The rain poured in like a million little missiles. Never missing their target. My lantern flickered in the dark of the night. I could only make out a single bush at my feet… And a massive castle wall to my left. I burned the bush with my lantern, revealing a grotto. A secret passage.
I jumped down it, headstrong. I was ready.
To storm the castle.
To kill some rats and snakes.
To collect some rupees.
Oh, and to be a hero, I guess.
Actually, that wasn’t me. I lied. It was Link. I wish it was me. I was too busy sitting in the living room, controlling Link, and having him walk right by a locked door in the Desert Palace. It was because the right side of the TV monitor was much more dim than the left side. I couldn’t see the locked door! It was a TV from the 80s, with a big orange clicky button that turned it on and off.
I swear!
That was part of my A Link to the Past experience, back before the Internet was widely accessible. Back when you had to ride your bike a mile across a weed-infested dirt field just to get to a computer that had Internet. Oh, and you only had an hour on that computer, because it was at the library — another relic of the dark ages. You bet your bottom dollar that everyone used that one hour on Runescape. And if you didn’t have a bike, man, were you hurting.
If you got stuck in A Link to the Past, as I did, you had to consult super-vague player’s guide like this one I have sitting on my bookshelf.
If you couldn’t decipher the player’s guide you found at the discount store, you had to sift through all the rumors your friends told you about the game, about what to do, and about where to go.

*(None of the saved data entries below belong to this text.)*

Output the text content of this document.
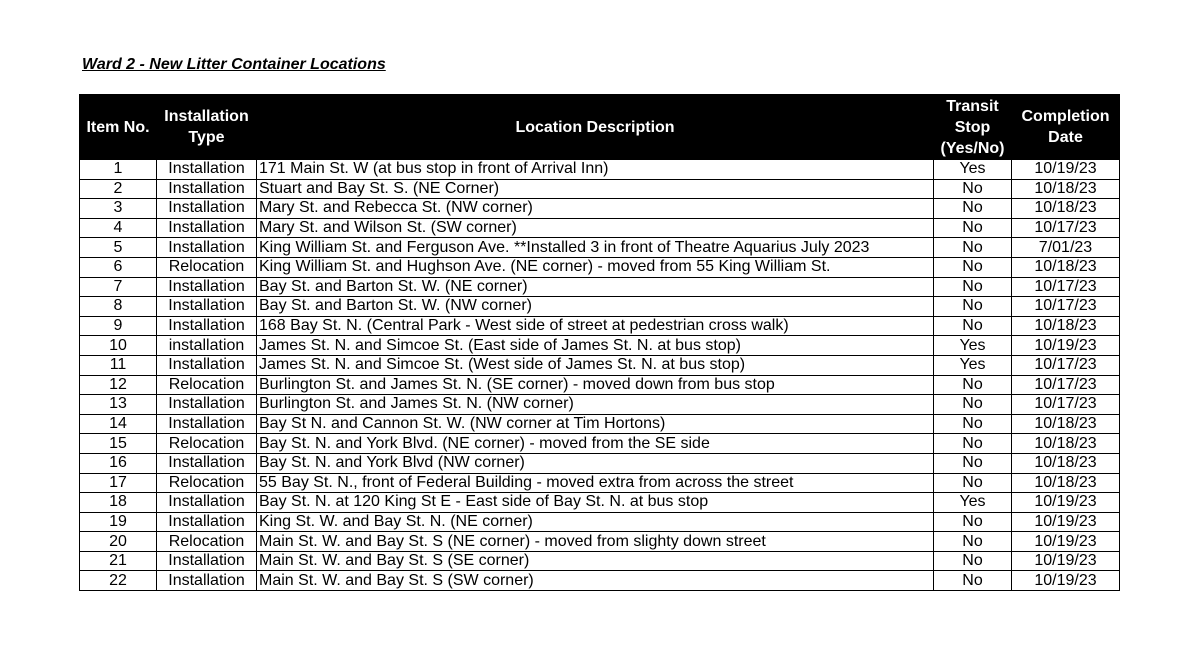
Ward 2 - New Litter Container Locations
Item No.	Installation Type	Location Description	Transit Stop (Yes/No)	Completion Date
1	Installation	171 Main St. W (at bus stop in front of Arrival Inn)	Yes	10/19/23
2	Installation	Stuart and Bay St. S. (NE Corner)	No	10/18/23
3	Installation	Mary St. and Rebecca St. (NW corner)	No	10/18/23
4	Installation	Mary St. and Wilson St. (SW corner)	No	10/17/23
5	Installation	King William St. and Ferguson Ave. **Installed 3 in front of Theatre Aquarius July 2023	No	7/01/23
6	Relocation	King William St. and Hughson Ave. (NE corner) - moved from 55 King William St.	No	10/18/23
7	Installation	Bay St. and Barton St. W. (NE corner)	No	10/17/23
8	Installation	Bay St. and Barton St. W. (NW corner)	No	10/17/23
9	Installation	168 Bay St. N. (Central Park - West side of street at pedestrian cross walk)	No	10/18/23
10	installation	James St. N. and Simcoe St. (East side of James St. N. at bus stop)	Yes	10/19/23
11	Installation	James St. N. and Simcoe St. (West side of James St. N. at bus stop)	Yes	10/17/23
12	Relocation	Burlington St. and James St. N. (SE corner) - moved down from bus stop	No	10/17/23
13	Installation	Burlington St. and James St. N. (NW corner)	No	10/17/23
14	Installation	Bay St N. and Cannon St. W. (NW corner at Tim Hortons)	No	10/18/23
15	Relocation	Bay St. N. and York Blvd. (NE corner) - moved from the SE side	No	10/18/23
16	Installation	Bay St. N. and York Blvd (NW corner)	No	10/18/23
17	Relocation	55 Bay St. N., front of Federal Building - moved extra from across the street	No	10/18/23
18	Installation	Bay St. N. at 120 King St E - East side of Bay St. N. at bus stop	Yes	10/19/23
19	Installation	King St. W. and Bay St. N. (NE corner)	No	10/19/23
20	Relocation	Main St. W. and Bay St. S (NE corner) - moved from slighty down street	No	10/19/23
21	Installation	Main St. W. and Bay St. S (SE corner)	No	10/19/23
22	Installation	Main St. W. and Bay St. S (SW corner)	No	10/19/23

No, there isn’t a glitch to save the smithy’s partner earlier and get an upgraded Fighter’s Sword.
Yes, there is a magical cape that lets you walk over spikes.
Yes, there is a magical rod that shoots ice.
No, Bush didn’t do 9/11.
The lack of accessible Internet and living in a developing neighborhood only added to the magic that was A Link to the Past, and later Ocarina of Time, and Link’s Awakening, and The Legend of Zelda, courtesy of the cool uncle with an NES.
Every kid in the neighborhood wanted to control Link. We didn’t play multi-player games like Donkey Kong or Mario Kart or something.
We played Zelda.
We wanted to be Link.
And to some extent, we were Link. Sort of.
Our dungeons were the half-built homes in the neighborhood. Our treasure chests were the dark-red dumpsters that sat outside them. Our treasure was the wood inside those dumpsters.
Our weapons? Swords, of course. Like Link. Wooden swords made from stakes that we pulled from the ground. The stakes were always in front of new home building areas. They were probably important or something.
Every hero needs a kingdom to defend.
Ours was made from the wood we snatched from those dumpsters. Castles that resembled lop-sided wooden shacks that swayed in the wind.
We propped them up on top of a massive dirt pile at the edge of the neighborhood. We called it Spectacle Rock. It’s still there, a decade and change later, although a lot less Spectacular.
One of my fondest memories was finally — FINALLY! — beating A Link to the Past while sitting inside my wooden castle-shack. On Gameboy Advance. That screen didn’t have any dim spots.
So you could understand how I must have felt when my younger brother destroyed our kingdom.
Disappointed.
Betrayed.
Vengeful.
Coincidentally, the same way I would eventually feel about Phantom Hourglass.
Like any good hero, I had to set things right. I had to get justice.
Like any good eighth-grader, I had to get this justice in the most vengeful way possible.
A few weeks after the Forsaken Day of Destruction, my friend and I — we’ll call him Nathan — took my brother up to Spectacle Rock. To find some more swords, we said. To rebuild the kingdom, we said.
We knew that he destroyed our kingdom. He didn’t know that we knew.
He stayed back at the heart of Spectacle Rock propping up a little dinky shack for himself. The traitor! Just sitting there like he didn’t wreak havoc on that very place just a few weeks prior.
Off in the distance, Nathan bludgeoned me upside the head with a club. I fell to the ground.
I don’t know if my brother saw that part. It was a good fake, though.
On the ground, I applied ketchup all over my body. I hate ketchup. It ruins everything. I really took one for the team that day.
I crawled my vengeful butt all the way back to my brother. Nathan followed behind slowly, club over his shoulder like he was some super cool dude.
My brother dropped to his knees. Tears streaming from his eyes. What a wuss.
I tried to say his name — but I muffled the words. Face in the dirt. I was dead.
“You’re next,” Nathan grunts.
“Carl… No… You can’t be dead.” My brother was still crying. In his defense, he’s like three or four years younger than me.
A pause…
He sniffs…
“What’s that smell?” He asks.
Busted! But the job was done. I stood up, looming over him.
“Don’t mess with Spectacle Rock again,” I told him. I didn’t use the word “mess.”
Actually, I don’t remember what I said. I imagine it was something cool. More likely, though, I just stood there saying nothing.
Like Link.
And I know the snakes are called ropes, nerds.